Rather than fine-tuning Overture to compete with Google’s more complex system, Yahoo chose to construct its own ad platform from the ground up, according to Flake, who joined Yahoo as part of the Overture acquisition. The new platform, code-named Project Panama, took nearly three years to develop. The search wars were ended by then, and Google had triumphed.
Yahoo, on the other hand, has never really chosen what it wants to be when it grows up. Was it a technological firm? Is there a platform for search advertising? Is there a budding social network here?
Terry Semel, Yahoo’s second CEO, attempted to transform the company into a new media behemoth. Marissa Mayer, the business’s eighth and final CEO, sought to turn it into a mobile technology company. Neither company was willing to let up on Yahoo’s revenue-generating operations.
Yahoo’s demise, according to Parker, was its attempt to be everything to everyone.
“We were like Eratosthenes, who was known as Beta because he came in second place in everything he attempted,” he explains. “Yahoo was the company.” We had a few best-in-class core goods, such as mail, but the majority of our offerings were second-best.”
Ring believes that, under the right leadership, Yahoo could have turned into a hybrid of Google, Facebook, and Netflix.
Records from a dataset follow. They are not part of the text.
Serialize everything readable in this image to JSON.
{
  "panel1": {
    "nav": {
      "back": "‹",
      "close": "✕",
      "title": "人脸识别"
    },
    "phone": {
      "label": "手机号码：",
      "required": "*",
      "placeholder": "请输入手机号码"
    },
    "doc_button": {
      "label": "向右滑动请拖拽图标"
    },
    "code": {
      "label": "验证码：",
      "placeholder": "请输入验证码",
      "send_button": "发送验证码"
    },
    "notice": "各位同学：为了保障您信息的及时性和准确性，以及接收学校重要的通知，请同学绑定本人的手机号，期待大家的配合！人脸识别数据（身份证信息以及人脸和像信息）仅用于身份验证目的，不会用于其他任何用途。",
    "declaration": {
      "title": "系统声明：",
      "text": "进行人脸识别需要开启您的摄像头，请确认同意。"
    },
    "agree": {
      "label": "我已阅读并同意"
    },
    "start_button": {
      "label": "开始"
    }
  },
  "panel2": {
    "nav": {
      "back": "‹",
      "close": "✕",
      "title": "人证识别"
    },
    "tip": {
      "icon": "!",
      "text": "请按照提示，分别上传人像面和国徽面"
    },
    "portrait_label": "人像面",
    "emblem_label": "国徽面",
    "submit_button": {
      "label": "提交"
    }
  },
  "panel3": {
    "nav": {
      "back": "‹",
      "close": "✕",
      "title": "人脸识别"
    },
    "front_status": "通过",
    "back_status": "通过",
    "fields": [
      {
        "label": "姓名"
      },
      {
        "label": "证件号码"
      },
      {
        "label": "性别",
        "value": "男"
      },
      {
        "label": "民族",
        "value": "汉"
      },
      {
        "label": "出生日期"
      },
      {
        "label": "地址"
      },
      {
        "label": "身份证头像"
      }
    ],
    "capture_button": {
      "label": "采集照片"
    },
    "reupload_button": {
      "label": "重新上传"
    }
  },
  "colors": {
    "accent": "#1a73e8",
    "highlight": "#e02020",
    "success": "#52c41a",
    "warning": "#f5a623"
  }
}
However, it lacked vision.
“Yahoo had a very restricted mindset,” he adds, “where we’d gather material, put it in front of our users, and call it a day.” “They controlled the globe, but they didn’t look up.”
It Started @ Yahoo: Flickr
Acquired by Yahoo a little over a year after its 2004 launch, Flickr was the first great way to share photos on the net. But after cofounders Caterina Fake and Stewart Butterfield departed, their brainchild languished, giving Instagram the opportunity to be the defining photo-sharing service of the mobile age.
PURPLE REIGN
Today, Yahoo’s DNA can be found all over Silicon Valley and beyond.
“You can’t go to any company in the valley and not find Yahoo’s imprint,” says Ring. “We come from the greatest alumni from any company in history.”
The list of startups launched by ex-Yahoos includes WhatsApp, Y Combinator, NextDoor, Slack, Cloudera, Bandcamp, and Polyvore (later acquired by Yahoo). Former Y! executives have filled up the C-suites at LinkedIn, Facebook, Google, Microsoft, Twitter, Airbnb, Dropbox, Etsy, IndieGogo, Kleiner Perkins, and Sequoia Capital, to name but a few.
You could even argue that Alibaba, China’s massive online marketplace, might not be a $160 billion company today without Yahoo’s $1 billion investment in 2005.
Many ex-Yahoos claims to still “bleed purple” today. They still have a strong attachment to Yahoo that was, as well as a yearning for Yahoo that could have been.
Mimi Lyons, one of the first surfers who joined in November 1995 and stayed for seven years, says, “The whole experience feels sacred to me.” “It’s something that suddenly appeared out of nowhere.” We were fortunate to have the most fantastic folks at the right place at the right moment. “Those memories, as well as the people who were there, are still important to me.”
Perhaps that’s something worth yodeling about.